Senator Hillary Rodham Clinton stated in her West Virginia victory speech last night that no Democrat since 1916 had ever won the White House without West Virginia. The implication, of course, is that Hillary will work the Clinton magic to win West Virginia and the nation as a whole.
That is undoubtedly true. But it is also undoubtedly irrelevant, and betrays a fundamental inflexibility in the Clinton view of the electoral map that does not grasp the changes that have taken place in America over the last 20 years.
West Virginia was once a key part of the Democratic coalition; even Jimmy Carter (in 1980) and Michael Dukakis (in 1988) won it. But beneath the surface, West Virginia was becoming an increasingly purple state during the 1980s and 1990s.
In 1980, President Carter won West Virgnia with just under 50 percent of the vote, outperforming the national popular vote (which he lost 51-41) by about 9 points. In 1984, a very bad year for Democrats, Walter Mondale lost West Virginia, 55-45, while losing the national election 59-41. Mondale overperformed in West Virginia by about 4 points. In 1988, West Virginia went Democratic by a margin of 52 to 47, about 6 points more Democratic than the national popular vote (which broke 53-46 in favor of George H.W. Bush). In 1992, Bill Clinton won West Virginia with 48 percent of the vote, about 5 points more than his national popular vote share (43 percent). On average, the Democrats were doing about 6 points better in West Virginia than in the rest of the country.
In 1996, however, Clinton won West Virginia with only 51.5 percent of the vote, which was only 2.3 points more than his national vote total of 49.2 percent. In 2000, Bush carried the state with 52 percent of the vote, 4 points better than his national popular vote share of 48 percent. Bush again won West Virginia in 2004, over-performing there by 5 points over the national popular vote.
So there has clearly been an underlying trend in West Virginia from being a part of the Democratic base to being a part of the Republican base.
And while Bill Clinton may have done about 2 or 3 points better in West Virginia relative to the long-term trend in 1992 and 1996, a 2 or 3 point "Clinton bump" would not be enough for the Democrats to win West Virginia in 2008 unless the election becomes a 49-state blowout.
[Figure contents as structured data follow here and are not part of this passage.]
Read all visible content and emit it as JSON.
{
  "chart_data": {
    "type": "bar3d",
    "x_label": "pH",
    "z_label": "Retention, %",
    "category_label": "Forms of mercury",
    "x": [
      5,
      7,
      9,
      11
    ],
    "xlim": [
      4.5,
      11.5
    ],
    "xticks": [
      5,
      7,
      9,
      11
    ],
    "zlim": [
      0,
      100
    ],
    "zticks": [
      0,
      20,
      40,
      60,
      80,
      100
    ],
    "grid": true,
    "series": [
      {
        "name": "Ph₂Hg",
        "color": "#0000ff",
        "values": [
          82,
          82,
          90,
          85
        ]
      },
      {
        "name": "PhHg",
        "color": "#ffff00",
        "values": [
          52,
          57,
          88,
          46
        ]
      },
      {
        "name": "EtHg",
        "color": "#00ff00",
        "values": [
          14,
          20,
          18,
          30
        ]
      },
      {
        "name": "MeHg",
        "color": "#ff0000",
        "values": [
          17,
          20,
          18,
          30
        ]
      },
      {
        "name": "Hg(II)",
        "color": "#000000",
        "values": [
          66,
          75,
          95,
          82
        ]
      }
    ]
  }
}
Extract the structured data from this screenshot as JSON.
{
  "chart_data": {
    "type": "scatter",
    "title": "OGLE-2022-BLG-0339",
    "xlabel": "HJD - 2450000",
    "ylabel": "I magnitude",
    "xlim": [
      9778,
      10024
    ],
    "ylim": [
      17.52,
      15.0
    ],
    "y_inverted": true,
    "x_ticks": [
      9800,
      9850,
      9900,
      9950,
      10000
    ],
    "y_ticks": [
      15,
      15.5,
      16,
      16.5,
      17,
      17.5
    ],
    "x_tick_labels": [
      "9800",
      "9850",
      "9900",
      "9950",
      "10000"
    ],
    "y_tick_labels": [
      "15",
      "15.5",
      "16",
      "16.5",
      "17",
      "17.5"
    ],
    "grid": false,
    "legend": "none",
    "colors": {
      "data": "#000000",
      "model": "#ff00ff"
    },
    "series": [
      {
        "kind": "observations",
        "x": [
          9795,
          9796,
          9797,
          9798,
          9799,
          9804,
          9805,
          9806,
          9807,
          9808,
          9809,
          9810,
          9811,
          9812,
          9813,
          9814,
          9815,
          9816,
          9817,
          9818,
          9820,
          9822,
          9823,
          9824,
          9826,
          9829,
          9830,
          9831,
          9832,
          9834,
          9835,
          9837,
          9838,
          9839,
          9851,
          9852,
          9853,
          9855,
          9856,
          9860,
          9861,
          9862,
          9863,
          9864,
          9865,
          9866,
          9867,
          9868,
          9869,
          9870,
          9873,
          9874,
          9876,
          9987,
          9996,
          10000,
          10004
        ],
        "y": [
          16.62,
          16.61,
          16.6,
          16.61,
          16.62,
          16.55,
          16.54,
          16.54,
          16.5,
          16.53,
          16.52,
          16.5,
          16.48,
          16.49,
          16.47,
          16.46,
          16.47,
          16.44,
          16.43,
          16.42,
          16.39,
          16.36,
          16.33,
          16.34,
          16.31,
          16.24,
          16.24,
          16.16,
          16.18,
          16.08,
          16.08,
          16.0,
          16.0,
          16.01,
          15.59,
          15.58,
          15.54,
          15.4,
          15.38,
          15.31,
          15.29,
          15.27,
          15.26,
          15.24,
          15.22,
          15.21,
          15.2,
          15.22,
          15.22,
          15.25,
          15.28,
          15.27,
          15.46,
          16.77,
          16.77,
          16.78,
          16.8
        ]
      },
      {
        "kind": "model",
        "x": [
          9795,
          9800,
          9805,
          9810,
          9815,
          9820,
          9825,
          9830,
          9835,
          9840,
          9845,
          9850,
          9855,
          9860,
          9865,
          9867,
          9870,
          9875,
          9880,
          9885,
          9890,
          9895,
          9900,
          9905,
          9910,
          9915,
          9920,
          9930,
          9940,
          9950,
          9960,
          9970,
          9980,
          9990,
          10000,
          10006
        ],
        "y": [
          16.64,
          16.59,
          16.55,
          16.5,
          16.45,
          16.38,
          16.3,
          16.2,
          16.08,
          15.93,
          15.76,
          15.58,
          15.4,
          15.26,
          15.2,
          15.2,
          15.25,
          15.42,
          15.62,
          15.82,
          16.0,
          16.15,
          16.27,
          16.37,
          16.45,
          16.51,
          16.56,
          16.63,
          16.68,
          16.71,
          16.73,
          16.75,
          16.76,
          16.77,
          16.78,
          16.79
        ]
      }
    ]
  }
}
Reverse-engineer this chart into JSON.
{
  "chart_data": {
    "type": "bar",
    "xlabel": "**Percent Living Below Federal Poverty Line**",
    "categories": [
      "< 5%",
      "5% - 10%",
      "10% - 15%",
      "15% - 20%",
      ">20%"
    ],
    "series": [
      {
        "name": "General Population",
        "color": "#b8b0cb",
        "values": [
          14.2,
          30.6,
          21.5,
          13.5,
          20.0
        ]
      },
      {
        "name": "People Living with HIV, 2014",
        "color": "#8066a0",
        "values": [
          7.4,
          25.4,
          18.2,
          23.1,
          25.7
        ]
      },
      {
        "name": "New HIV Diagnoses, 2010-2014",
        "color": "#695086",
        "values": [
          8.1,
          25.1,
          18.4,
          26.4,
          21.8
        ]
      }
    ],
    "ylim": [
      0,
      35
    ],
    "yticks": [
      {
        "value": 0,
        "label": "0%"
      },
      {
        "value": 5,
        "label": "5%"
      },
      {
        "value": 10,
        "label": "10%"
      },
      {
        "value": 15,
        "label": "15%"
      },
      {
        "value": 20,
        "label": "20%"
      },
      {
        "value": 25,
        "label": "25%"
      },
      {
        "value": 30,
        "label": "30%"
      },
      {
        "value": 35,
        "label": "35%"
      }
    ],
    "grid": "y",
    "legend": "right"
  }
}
Extrapolating the trend line out to 2008, the generic Democrat should expect to do about 6.5 points worse in West Virginia than in the rest of the country.
There are plenty of states that were firm parts of the Democratic base which then became swing states and then became "Red States." Case in point: From 1848 until 1992, no Democrat had ever won the White House without carrying the state of Texas. In the highly-competitive elections of 1960, 1968 and 1976, Texas was a bona fide battleground state. John F. Kennedy picked Lyndon Johnson as his running mate in 1960 largely to nail down Texas's critical electoral votes.
But eventually, the Kennedy-Johnson era of politics came to an end, and Hillary's husband showed that a Democrat can win a national election without the Lone Star State (which, by the way, has nearly seven times as many Electoral Votes as West Virginia).
All of this leads me to question Hillary's judgment, because either she is spinning this line about West Virginia's significance out of desperation, knowing it is ridiculous; or she really has drank her own "Restorationist" Kool-Aid, believing that all it takes is a Clinton on the ballot to return America to the "good old days" of the 1990s. My dear readers are, of course, welcome to draw their own opinions.